= Vishwanath Mathur =

Indian independence activist

Vishwanath Mathur was an Indian independence activist. Also known as Biswanath, was arrested in 1930 for his anti-government activities. He was also jailed in Port Blair's Cellular Jail for his role in the Patna/Gaya Conspiracy Case as part of independence movement.

== 1934 Gaya Conspiracy Case - Independence movement ==
In year 1934, he along with other freedom fighters Dr Kesho Parsad, Shayama Charan Bharatwar, Mohit Chandra Adhikari, Suraj Nath Chaubey, Ram Pratap Singh, Kanai Lal Michir, Mahavir Michir, Shayam Krishna Agrawal, and Shamdev Narayan went to Cellular jail. He spent 4 years in cellular jail.

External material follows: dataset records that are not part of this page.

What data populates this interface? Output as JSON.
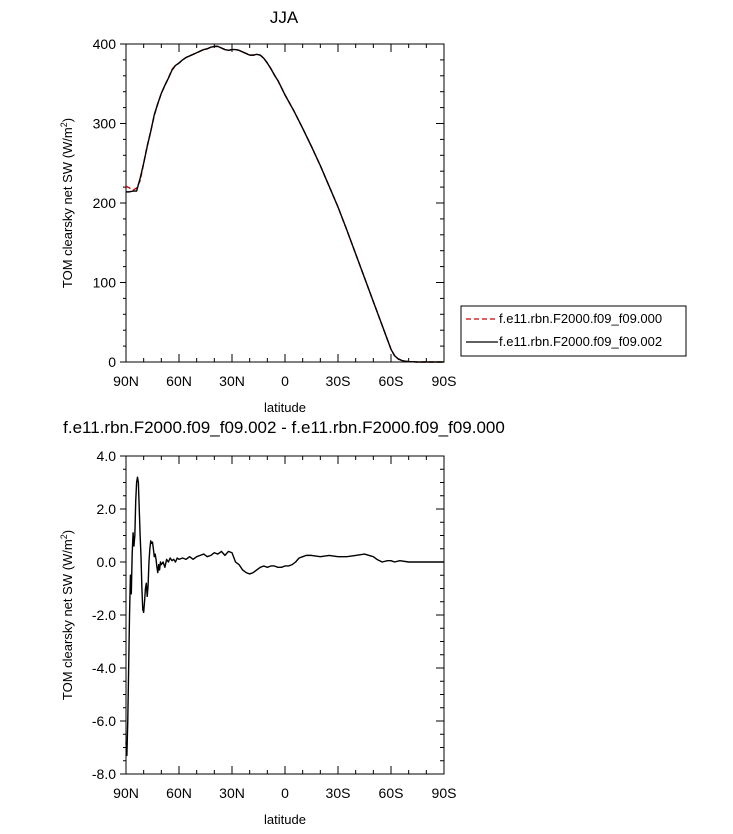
{
  "chart_data": [
    {
      "type": "line",
      "title": "JJA",
      "xlabel": "latitude",
      "ylabel": "TOM clearsky net SW (W/m",
      "ylabel_sup": "2",
      "ylabel_close": ")",
      "xlim": [
        90,
        -90
      ],
      "ylim": [
        0,
        400
      ],
      "x_ticks": [
        90,
        60,
        30,
        0,
        -30,
        -60,
        -90
      ],
      "x_tick_labels": [
        "90N",
        "60N",
        "30N",
        "0",
        "30S",
        "60S",
        "90S"
      ],
      "y_ticks": [
        0,
        100,
        200,
        300,
        400
      ],
      "y_tick_labels": [
        "0",
        "100",
        "200",
        "300",
        "400"
      ],
      "legend_position": "right",
      "series": [
        {
          "name": "f.e11.rbn.F2000.f09_f09.000",
          "color": "#cc0000",
          "style": "dashed",
          "x": [
            90,
            88,
            86,
            84,
            82,
            80,
            78,
            76,
            74,
            72,
            70,
            68,
            66,
            64,
            62,
            60,
            58,
            56,
            54,
            52,
            50,
            48,
            46,
            44,
            42,
            40,
            38,
            36,
            34,
            32,
            30,
            28,
            26,
            24,
            22,
            20,
            18,
            16,
            14,
            12,
            10,
            8,
            6,
            4,
            2,
            0,
            -5,
            -10,
            -15,
            -20,
            -25,
            -30,
            -35,
            -40,
            -45,
            -50,
            -55,
            -58,
            -60,
            -62,
            -64,
            -66,
            -68,
            -70,
            -75,
            -80,
            -85,
            -90
          ],
          "y": [
            221,
            219,
            216,
            219,
            228,
            250,
            272,
            290,
            310,
            325,
            338,
            348,
            357,
            368,
            373,
            376,
            380,
            383,
            385,
            387,
            389,
            391,
            393,
            394,
            396,
            397,
            397,
            395,
            393,
            392,
            393,
            393,
            392,
            390,
            388,
            386,
            386,
            387,
            386,
            382,
            376,
            369,
            361,
            354,
            345,
            336,
            316,
            294,
            271,
            247,
            221,
            195,
            166,
            136,
            106,
            76,
            46,
            28,
            16,
            8,
            4,
            2,
            1,
            0.5,
            0,
            0,
            0,
            0
          ]
        },
        {
          "name": "f.e11.rbn.F2000.f09_f09.002",
          "color": "#000000",
          "style": "solid",
          "x": [
            90,
            88,
            86,
            84,
            82,
            80,
            78,
            76,
            74,
            72,
            70,
            68,
            66,
            64,
            62,
            60,
            58,
            56,
            54,
            52,
            50,
            48,
            46,
            44,
            42,
            40,
            38,
            36,
            34,
            32,
            30,
            28,
            26,
            24,
            22,
            20,
            18,
            16,
            14,
            12,
            10,
            8,
            6,
            4,
            2,
            0,
            -5,
            -10,
            -15,
            -20,
            -25,
            -30,
            -35,
            -40,
            -45,
            -50,
            -55,
            -58,
            -60,
            -62,
            -64,
            -66,
            -68,
            -70,
            -75,
            -80,
            -85,
            -90
          ],
          "y": [
            214,
            214,
            215,
            215,
            231,
            250,
            271,
            290,
            311,
            325,
            338,
            348,
            357,
            367,
            373,
            376,
            380,
            383,
            385,
            387,
            389,
            391,
            393,
            394,
            396,
            397,
            397,
            395,
            393,
            392,
            393,
            393,
            392,
            390,
            388,
            386,
            386,
            387,
            386,
            382,
            376,
            369,
            361,
            354,
            345,
            336,
            316,
            294,
            271,
            247,
            221,
            195,
            166,
            136,
            106,
            76,
            46,
            28,
            16,
            8,
            4,
            2,
            1,
            0.5,
            0,
            0,
            0,
            0
          ]
        }
      ]
    },
    {
      "type": "line",
      "title": "f.e11.rbn.F2000.f09_f09.002 - f.e11.rbn.F2000.f09_f09.000",
      "xlabel": "latitude",
      "ylabel": "TOM clearsky net SW (W/m",
      "ylabel_sup": "2",
      "ylabel_close": ")",
      "xlim": [
        90,
        -90
      ],
      "ylim": [
        -8,
        4
      ],
      "x_ticks": [
        90,
        60,
        30,
        0,
        -30,
        -60,
        -90
      ],
      "x_tick_labels": [
        "90N",
        "60N",
        "30N",
        "0",
        "30S",
        "60S",
        "90S"
      ],
      "y_ticks": [
        4,
        2,
        0,
        -2,
        -4,
        -6,
        -8
      ],
      "y_tick_labels": [
        "4.0",
        "2.0",
        "0.0",
        "-2.0",
        "-4.0",
        "-6.0",
        "-8.0"
      ],
      "series": [
        {
          "name": "",
          "color": "#000000",
          "style": "solid",
          "x": [
            90,
            89.5,
            89,
            88.5,
            88,
            87.5,
            87,
            86.5,
            86,
            85.5,
            85,
            84.5,
            84,
            83.5,
            83,
            82.5,
            82,
            81.5,
            81,
            80.5,
            80,
            79.5,
            79,
            78.5,
            78,
            77.5,
            77,
            76.5,
            76,
            75.5,
            75,
            74.5,
            74,
            73.5,
            73,
            72.5,
            72,
            71.5,
            71,
            70.5,
            70,
            69,
            68,
            67,
            66,
            65,
            64,
            63,
            62,
            61,
            60,
            58,
            56,
            54,
            52,
            50,
            48,
            46,
            44,
            42,
            40,
            38,
            36,
            34,
            32,
            30,
            28,
            26,
            24,
            22,
            20,
            18,
            16,
            14,
            12,
            10,
            8,
            6,
            4,
            2,
            0,
            -2,
            -4,
            -6,
            -8,
            -10,
            -12,
            -15,
            -20,
            -25,
            -30,
            -35,
            -40,
            -45,
            -50,
            -52,
            -55,
            -58,
            -60,
            -62,
            -65,
            -70,
            -75,
            -80,
            -85,
            -90
          ],
          "y": [
            -6.8,
            -7.3,
            -6.0,
            -4.0,
            -2.0,
            -0.5,
            -1.2,
            0.3,
            1.1,
            0.6,
            1.0,
            2.3,
            3.0,
            3.2,
            3.0,
            2.0,
            1.0,
            0.2,
            -1.0,
            -1.8,
            -1.9,
            -1.5,
            -1.0,
            -0.8,
            -1.3,
            -0.9,
            0.0,
            0.5,
            0.8,
            0.7,
            0.75,
            0.5,
            0.2,
            0.3,
            0.1,
            -0.2,
            -0.4,
            -0.1,
            -0.3,
            0.0,
            -0.1,
            0.0,
            -0.2,
            0.1,
            0.0,
            0.15,
            0.05,
            0.1,
            0.0,
            0.15,
            0.1,
            0.15,
            0.1,
            0.2,
            0.1,
            0.2,
            0.25,
            0.3,
            0.2,
            0.25,
            0.35,
            0.3,
            0.4,
            0.25,
            0.4,
            0.35,
            0.0,
            -0.1,
            -0.3,
            -0.4,
            -0.45,
            -0.4,
            -0.3,
            -0.2,
            -0.15,
            -0.2,
            -0.15,
            -0.15,
            -0.2,
            -0.2,
            -0.15,
            -0.15,
            -0.1,
            0.0,
            0.15,
            0.2,
            0.25,
            0.25,
            0.2,
            0.25,
            0.2,
            0.2,
            0.25,
            0.3,
            0.2,
            0.1,
            0.0,
            0.05,
            0.05,
            0.0,
            0.05,
            0.0,
            0.0,
            0.0,
            0.0,
            0.0
          ]
        }
      ]
    }
  ]
}
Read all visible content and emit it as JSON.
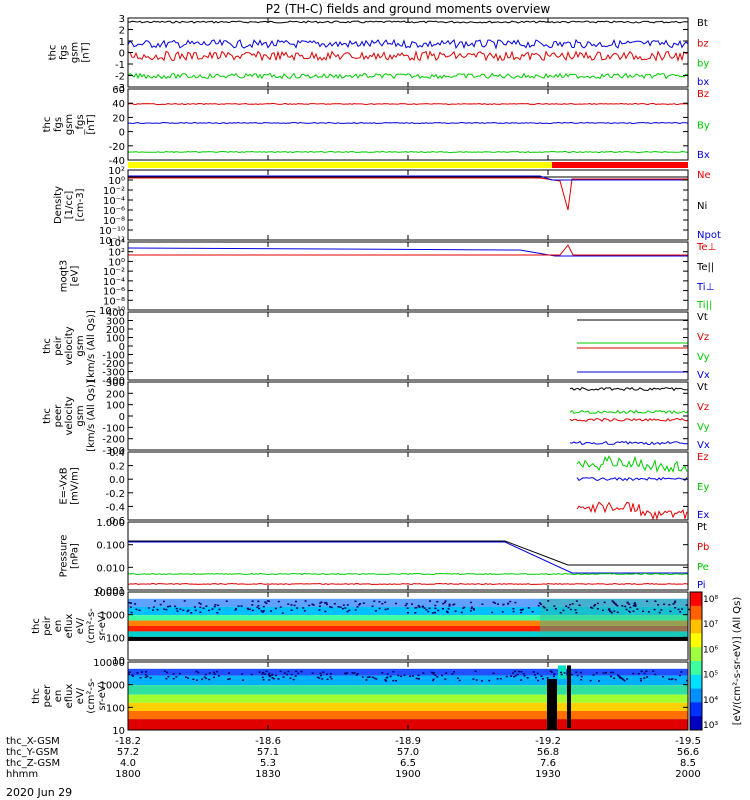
{
  "title": "P2 (TH-C) fields and ground moments overview",
  "date_label": "2020 Jun 29",
  "colors": {
    "black": "#000000",
    "red": "#e00000",
    "green": "#00cc00",
    "blue": "#0000e0",
    "yellow": "#ffff00",
    "bar_red": "#ff0000"
  },
  "chart_data": {
    "type": "line",
    "x_axis_rows": [
      {
        "label": "thc_X-GSM",
        "ticks": [
          "-18.2",
          "-18.6",
          "-18.9",
          "-19.2",
          "-19.5"
        ]
      },
      {
        "label": "thc_Y-GSM",
        "ticks": [
          "57.2",
          "57.1",
          "57.0",
          "56.8",
          "56.6"
        ]
      },
      {
        "label": "thc_Z-GSM",
        "ticks": [
          "4.0",
          "5.3",
          "6.5",
          "7.6",
          "8.5"
        ]
      },
      {
        "label": "hhmm",
        "ticks": [
          "1800",
          "1830",
          "1900",
          "1930",
          "2000"
        ]
      }
    ],
    "panels": [
      {
        "id": "fgs",
        "ylabel": [
          "thc",
          "fgs",
          "gsm",
          "[nT]"
        ],
        "ytick_labels": [
          "3",
          "2",
          "1",
          "0",
          "-1",
          "-2",
          "-3"
        ],
        "legend": [
          "Bt",
          "bz",
          "by",
          "bx"
        ],
        "legend_colors": [
          "black",
          "red",
          "green",
          "blue"
        ]
      },
      {
        "id": "fgs2",
        "ylabel": [
          "thc",
          "fgs",
          "gsm",
          "_fgs",
          "[nT]"
        ],
        "ytick_labels": [
          "60",
          "40",
          "20",
          "0",
          "-20",
          "-40"
        ],
        "legend": [
          "Bz",
          "By",
          "Bx"
        ],
        "legend_colors": [
          "red",
          "green",
          "blue"
        ]
      },
      {
        "id": "density",
        "ylabel": [
          "Density",
          "[1/cc]",
          "[cm-3]"
        ],
        "ytick_labels": [
          "10²",
          "10⁰",
          "10⁻²",
          "10⁻⁴",
          "10⁻⁶",
          "10⁻⁸",
          "10⁻¹⁰",
          "10⁻¹²"
        ],
        "legend": [
          "Ne",
          "Ni",
          "Npot"
        ],
        "legend_colors": [
          "red",
          "black",
          "blue"
        ]
      },
      {
        "id": "temp",
        "ylabel": [
          "moqt3",
          "[eV]"
        ],
        "ytick_labels": [
          "10⁴",
          "10²",
          "10⁰",
          "10⁻²",
          "10⁻⁴",
          "10⁻⁶",
          "10⁻⁸",
          "10⁻¹⁰"
        ],
        "legend": [
          "Te⊥",
          "Te||",
          "Ti⊥",
          "Ti||"
        ],
        "legend_colors": [
          "red",
          "black",
          "blue",
          "green"
        ]
      },
      {
        "id": "vi",
        "ylabel": [
          "thc",
          "peir",
          "velocity",
          "gsm",
          "[km/s (All Qs)]"
        ],
        "ytick_labels": [
          "400",
          "300",
          "200",
          "100",
          "0",
          "-100",
          "-200",
          "-300",
          "-400"
        ],
        "legend": [
          "Vt",
          "Vz",
          "Vy",
          "Vx"
        ],
        "legend_colors": [
          "black",
          "red",
          "green",
          "blue"
        ]
      },
      {
        "id": "ve",
        "ylabel": [
          "thc",
          "peer",
          "velocity",
          "gsm",
          "[km/s (All Qs)]"
        ],
        "ytick_labels": [
          "300",
          "200",
          "100",
          "0",
          "-100",
          "-200",
          "-300"
        ],
        "legend": [
          "Vt",
          "Vz",
          "Vy",
          "Vx"
        ],
        "legend_colors": [
          "black",
          "red",
          "green",
          "blue"
        ]
      },
      {
        "id": "efield",
        "ylabel": [
          "E=-VxB",
          "[mV/m]"
        ],
        "ytick_labels": [
          "0.4",
          "0.2",
          "0.0",
          "-0.2",
          "-0.4",
          "-0.6"
        ],
        "legend": [
          "Ez",
          "Ey",
          "Ex"
        ],
        "legend_colors": [
          "red",
          "green",
          "blue"
        ]
      },
      {
        "id": "pressure",
        "ylabel": [
          "Pressure",
          "[nPa]"
        ],
        "ytick_labels": [
          "1.000",
          "0.100",
          "0.010",
          "0.001"
        ],
        "legend": [
          "Pt",
          "Pb",
          "Pe",
          "Pi"
        ],
        "legend_colors": [
          "black",
          "red",
          "green",
          "blue"
        ]
      },
      {
        "id": "ion_spec",
        "ylabel": [
          "thc",
          "peir",
          "en",
          "eflux",
          "eV/",
          "(cm²-s-",
          "sr-eV)"
        ],
        "ytick_labels": [
          "10000",
          "1000",
          "100",
          "10"
        ]
      },
      {
        "id": "elec_spec",
        "ylabel": [
          "thc",
          "peer",
          "en",
          "eflux",
          "eV/",
          "(cm²-s-",
          "sr-eV)"
        ],
        "ytick_labels": [
          "10000",
          "1000",
          "100",
          "10"
        ]
      }
    ],
    "colorbar": {
      "label": "[eV/(cm²-s-sr-eV)] (All Qs)",
      "ticks": [
        "10⁸",
        "10⁷",
        "10⁶",
        "10⁵",
        "10⁴",
        "10³"
      ]
    }
  }
}
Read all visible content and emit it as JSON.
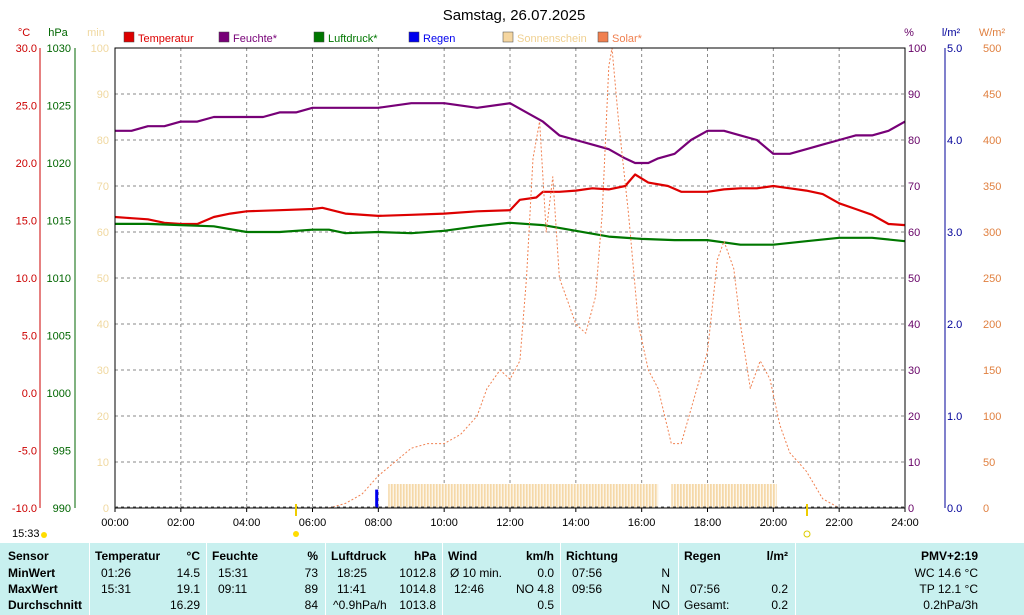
{
  "chart_data": {
    "type": "line",
    "title": "Samstag, 26.07.2025",
    "x_tick_labels": [
      "00:00",
      "02:00",
      "04:00",
      "06:00",
      "08:00",
      "10:00",
      "12:00",
      "14:00",
      "16:00",
      "18:00",
      "20:00",
      "22:00",
      "24:00"
    ],
    "xlim_hours": [
      0,
      24
    ],
    "axes": {
      "temperature": {
        "unit": "°C",
        "color": "#cc0000",
        "range": [
          -10,
          30
        ],
        "ticks": [
          "30.0",
          "25.0",
          "20.0",
          "15.0",
          "10.0",
          "5.0",
          "0.0",
          "-5.0",
          "-10.0"
        ]
      },
      "pressure": {
        "unit": "hPa",
        "color": "#006600",
        "range": [
          990,
          1030
        ],
        "ticks": [
          "1030",
          "1025",
          "1020",
          "1015",
          "1010",
          "1005",
          "1000",
          "995",
          "990"
        ]
      },
      "minutes": {
        "unit": "min",
        "color": "#f0d8a0",
        "range": [
          0,
          100
        ],
        "ticks": [
          "100",
          "90",
          "80",
          "70",
          "60",
          "50",
          "40",
          "30",
          "20",
          "10",
          "0"
        ]
      },
      "humidity": {
        "unit": "%",
        "color": "#660066",
        "range": [
          0,
          100
        ],
        "ticks": [
          "100",
          "90",
          "80",
          "70",
          "60",
          "50",
          "40",
          "30",
          "20",
          "10",
          "0"
        ]
      },
      "rain": {
        "unit": "l/m²",
        "color": "#000099",
        "range": [
          0,
          5
        ],
        "ticks": [
          "5.0",
          "4.0",
          "3.0",
          "2.0",
          "1.0",
          "0.0"
        ]
      },
      "solar": {
        "unit": "W/m²",
        "color": "#e08040",
        "range": [
          0,
          500
        ],
        "ticks": [
          "500",
          "450",
          "400",
          "350",
          "300",
          "250",
          "200",
          "150",
          "100",
          "50",
          "0"
        ]
      }
    },
    "legend": [
      {
        "name": "Temperatur",
        "color": "#dd0000"
      },
      {
        "name": "Feuchte*",
        "color": "#770077"
      },
      {
        "name": "Luftdruck*",
        "color": "#007700"
      },
      {
        "name": "Regen",
        "color": "#0000ee"
      },
      {
        "name": "Sonnenschein",
        "color": "#f5d6a0"
      },
      {
        "name": "Solar*",
        "color": "#f08050"
      }
    ],
    "sunrise_label": "15:33",
    "series": [
      {
        "name": "Temperatur",
        "axis": "temperature",
        "color": "#dd0000",
        "points": [
          [
            0,
            15.3
          ],
          [
            0.5,
            15.2
          ],
          [
            1,
            15.1
          ],
          [
            1.5,
            14.8
          ],
          [
            2,
            14.7
          ],
          [
            2.5,
            14.7
          ],
          [
            3,
            15.3
          ],
          [
            3.5,
            15.6
          ],
          [
            4,
            15.8
          ],
          [
            5,
            15.9
          ],
          [
            6,
            16.0
          ],
          [
            6.3,
            16.1
          ],
          [
            7,
            15.6
          ],
          [
            8,
            15.4
          ],
          [
            9,
            15.5
          ],
          [
            10,
            15.6
          ],
          [
            11,
            15.8
          ],
          [
            12,
            15.9
          ],
          [
            12.3,
            16.8
          ],
          [
            12.8,
            17.0
          ],
          [
            13,
            17.5
          ],
          [
            13.5,
            17.5
          ],
          [
            14,
            17.6
          ],
          [
            14.5,
            17.8
          ],
          [
            15,
            17.7
          ],
          [
            15.5,
            18.0
          ],
          [
            15.8,
            19.0
          ],
          [
            16.2,
            18.3
          ],
          [
            16.8,
            18.0
          ],
          [
            17.2,
            17.5
          ],
          [
            18,
            17.5
          ],
          [
            18.5,
            17.7
          ],
          [
            19,
            17.8
          ],
          [
            19.5,
            17.8
          ],
          [
            20,
            18.0
          ],
          [
            20.5,
            17.8
          ],
          [
            21,
            17.6
          ],
          [
            21.5,
            17.3
          ],
          [
            22,
            16.5
          ],
          [
            22.5,
            16.0
          ],
          [
            23,
            15.5
          ],
          [
            23.5,
            14.7
          ],
          [
            24,
            14.6
          ]
        ]
      },
      {
        "name": "Feuchte*",
        "axis": "humidity",
        "color": "#770077",
        "points": [
          [
            0,
            82
          ],
          [
            0.5,
            82
          ],
          [
            1,
            83
          ],
          [
            1.5,
            83
          ],
          [
            2,
            84
          ],
          [
            2.5,
            84
          ],
          [
            3,
            85
          ],
          [
            4,
            85
          ],
          [
            4.5,
            85
          ],
          [
            5,
            86
          ],
          [
            5.5,
            86
          ],
          [
            6,
            87
          ],
          [
            7,
            87
          ],
          [
            8,
            87
          ],
          [
            9,
            88
          ],
          [
            10,
            88
          ],
          [
            11,
            87
          ],
          [
            12,
            88
          ],
          [
            12.5,
            86
          ],
          [
            13,
            84
          ],
          [
            13.5,
            81
          ],
          [
            14,
            80
          ],
          [
            14.5,
            79
          ],
          [
            15,
            78
          ],
          [
            15.5,
            76
          ],
          [
            15.8,
            75
          ],
          [
            16.2,
            75
          ],
          [
            16.5,
            76
          ],
          [
            17,
            77
          ],
          [
            17.5,
            80
          ],
          [
            18,
            82
          ],
          [
            18.5,
            82
          ],
          [
            19,
            81
          ],
          [
            19.5,
            80
          ],
          [
            20,
            77
          ],
          [
            20.5,
            77
          ],
          [
            21,
            78
          ],
          [
            21.5,
            79
          ],
          [
            22,
            80
          ],
          [
            22.5,
            81
          ],
          [
            23,
            81
          ],
          [
            23.5,
            82
          ],
          [
            24,
            84
          ]
        ]
      },
      {
        "name": "Luftdruck*",
        "axis": "pressure",
        "color": "#007700",
        "points": [
          [
            0,
            1014.7
          ],
          [
            1,
            1014.7
          ],
          [
            2,
            1014.6
          ],
          [
            3,
            1014.5
          ],
          [
            4,
            1014.0
          ],
          [
            5,
            1014.0
          ],
          [
            6,
            1014.2
          ],
          [
            6.5,
            1014.2
          ],
          [
            7,
            1013.9
          ],
          [
            8,
            1014.0
          ],
          [
            9,
            1013.9
          ],
          [
            10,
            1014.1
          ],
          [
            11,
            1014.5
          ],
          [
            12,
            1014.8
          ],
          [
            13,
            1014.6
          ],
          [
            14,
            1014.1
          ],
          [
            15,
            1013.6
          ],
          [
            16,
            1013.4
          ],
          [
            17,
            1013.3
          ],
          [
            18,
            1013.3
          ],
          [
            19,
            1012.9
          ],
          [
            20,
            1012.9
          ],
          [
            21,
            1013.2
          ],
          [
            22,
            1013.5
          ],
          [
            23,
            1013.5
          ],
          [
            24,
            1013.2
          ]
        ]
      },
      {
        "name": "Solar*",
        "axis": "solar",
        "color": "#f08050",
        "dashed": true,
        "points": [
          [
            6.5,
            0
          ],
          [
            7,
            5
          ],
          [
            7.5,
            15
          ],
          [
            8,
            35
          ],
          [
            8.5,
            50
          ],
          [
            9,
            65
          ],
          [
            9.5,
            70
          ],
          [
            10,
            70
          ],
          [
            10.5,
            80
          ],
          [
            11,
            100
          ],
          [
            11.3,
            130
          ],
          [
            11.7,
            150
          ],
          [
            12,
            140
          ],
          [
            12.3,
            160
          ],
          [
            12.5,
            250
          ],
          [
            12.7,
            380
          ],
          [
            12.9,
            420
          ],
          [
            13.1,
            300
          ],
          [
            13.3,
            360
          ],
          [
            13.5,
            250
          ],
          [
            13.8,
            220
          ],
          [
            14,
            200
          ],
          [
            14.3,
            190
          ],
          [
            14.6,
            230
          ],
          [
            14.8,
            320
          ],
          [
            15,
            480
          ],
          [
            15.1,
            500
          ],
          [
            15.3,
            420
          ],
          [
            15.6,
            320
          ],
          [
            15.9,
            200
          ],
          [
            16.2,
            150
          ],
          [
            16.5,
            130
          ],
          [
            16.9,
            70
          ],
          [
            17.2,
            70
          ],
          [
            17.6,
            120
          ],
          [
            18,
            170
          ],
          [
            18.3,
            270
          ],
          [
            18.5,
            290
          ],
          [
            18.8,
            260
          ],
          [
            19,
            200
          ],
          [
            19.3,
            130
          ],
          [
            19.6,
            160
          ],
          [
            19.9,
            140
          ],
          [
            20.2,
            90
          ],
          [
            20.5,
            60
          ],
          [
            21,
            40
          ],
          [
            21.5,
            10
          ],
          [
            22,
            0
          ]
        ]
      }
    ],
    "sunshine_bars": [
      [
        8.3,
        16.5
      ],
      [
        16.9,
        20.1
      ]
    ],
    "rain_event": {
      "hour": 7.95,
      "value": 0.2
    }
  },
  "table": {
    "headers": {
      "sensor": "Sensor",
      "temp": "Temperatur",
      "temp_unit": "°C",
      "hum": "Feuchte",
      "hum_unit": "%",
      "press": "Luftdruck",
      "press_unit": "hPa",
      "wind": "Wind",
      "wind_unit": "km/h",
      "dir": "Richtung",
      "rain": "Regen",
      "rain_unit": "l/m²",
      "pmv": "PMV+2:19"
    },
    "min": {
      "label": "MinWert",
      "temp_time": "01:26",
      "temp_val": "14.5",
      "hum_time": "15:31",
      "hum_val": "73",
      "press_time": "18:25",
      "press_val": "1012.8",
      "wind_time": "Ø 10 min.",
      "wind_val": "0.0",
      "dir_time": "07:56",
      "dir_val": "N",
      "extra": "WC 14.6 °C"
    },
    "max": {
      "label": "MaxWert",
      "temp_time": "15:31",
      "temp_val": "19.1",
      "hum_time": "09:11",
      "hum_val": "89",
      "press_time": "11:41",
      "press_val": "1014.8",
      "wind_time": "12:46",
      "wind_val": "NO 4.8",
      "dir_time": "09:56",
      "dir_val": "N",
      "rain_time": "07:56",
      "rain_val": "0.2",
      "extra": "TP 12.1 °C"
    },
    "avg": {
      "label": "Durchschnitt",
      "temp_val": "16.29",
      "hum_val": "84",
      "press_time": "^0.9hPa/h",
      "press_val": "1013.8",
      "wind_val": "0.5",
      "dir_val": "NO",
      "rain_time": "Gesamt:",
      "rain_val": "0.2",
      "extra": "0.2hPa/3h"
    }
  }
}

A founding member of the ex-Andaman Political Prisoners' Fraternity Circle, he also served as the President of the All India Freedom Fighters' Association.

== Post-independence activity ==
Initially, he was the member of Indian National Congress, later he joined Communist Party of India. In 2003, he criticized the Indian Parliament's decision to hang portrait of Vinayak Damodar Savarkar in the Parliament. He added Savarkar was a "coward being portrayed as a revolutionary".

He died in 2004 at the age of 92 due to cardiac arrest at the All India Institutes of Medical Sciences in New Delhi. Indian Prime minister Manmohan Singh said Mathur was a "cherished link with our freedom struggle".